In Gongloff Contracting, LLC v. L. Robert Kimball & Associates, the appellate court ruled that plaintiffs no longer need to expressly identify in their pleadings the design professional’s specific representations they allege to be erroneous.

Gongloff involved a construction project at a public university.  Because of concerns over the design of the roof structure, a subcontractor engaged an independent structural engineer who concluded that the roof design was “grossly inadequate.”  Although the architect, Kimball, then modified the roof design, the structural steel subcontractor, Gongloff, sued the architect to recoup costs it allegedly incurred installing the roof structure pursuant to the architect’s modified design – which did not facilitate the use of standard construction means and methods.

The architect argued that under Bilt-Rite Contractors, Inc. v. The Architectural Studio – a Pennsylvania Supreme Court case recognizing negligent misrepresentation claims against designers – Gongloff was required to identify some particular communication or document provided by the architect that was false.  The Superior Court,  however, rejected this conclusion, stating that pleading an “express representation” is not an element of a negligent misrepresentation claim under Bilt-Rite or its progeny. 

Under Gongloff, a plaintiff need not isolate a specific document or other source of information related to the project design that contained erroneous evidence.  While this likely lessens the pleading burden on  plaintiffs, the Gongloff court noted that plaintiffs still need to plead with specificity sufficient facts surrounding the alleged erroneously supplied information.

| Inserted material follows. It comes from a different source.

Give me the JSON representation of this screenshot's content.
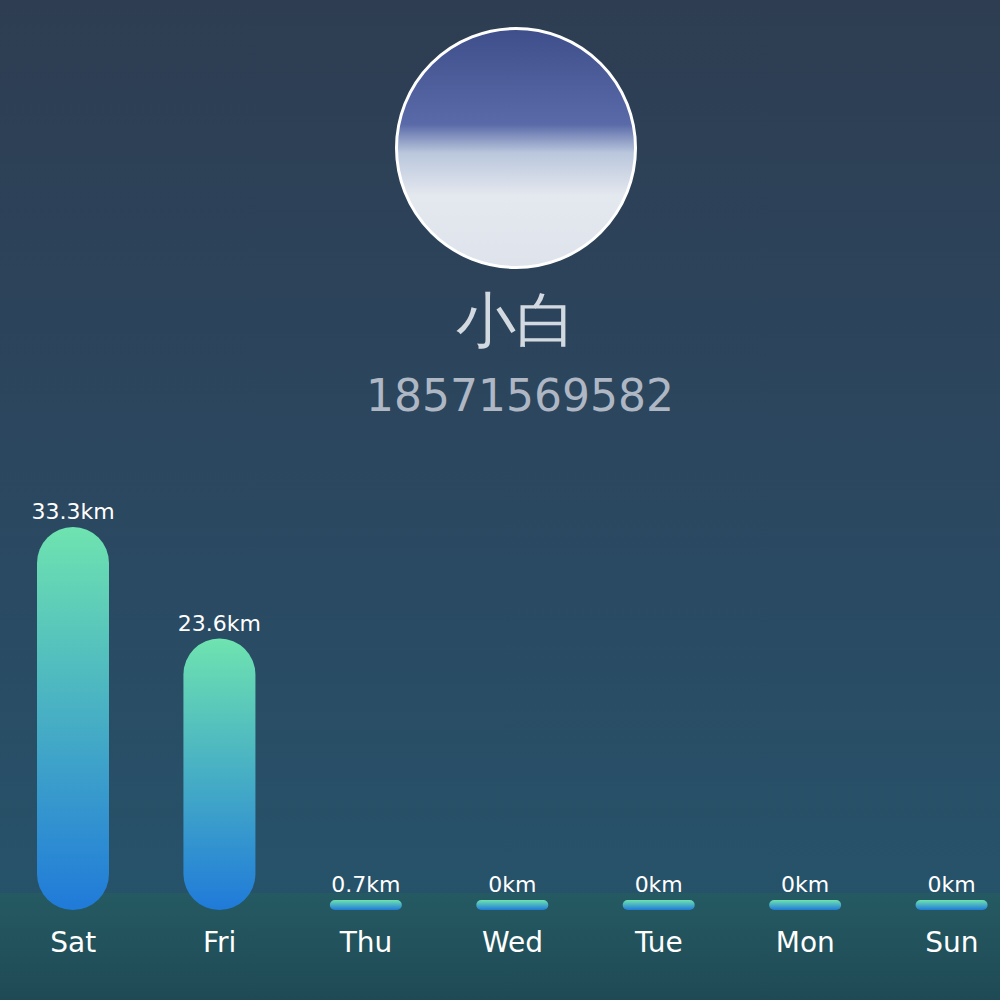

The long-term effects of Gongloff are yet to be seen.  At a minimum, however, claims litigated under Pennsylvania law against architects and other construction industry design professionals are now more likely to survive past the pleadings stage, and designers must be aware of their heightened risk of liability.

 

DISCLAIMER: Because of the generality of this update, the information provided herein may not be applicable in all situations and should not be acted upon without specific legal advice based on particular situations.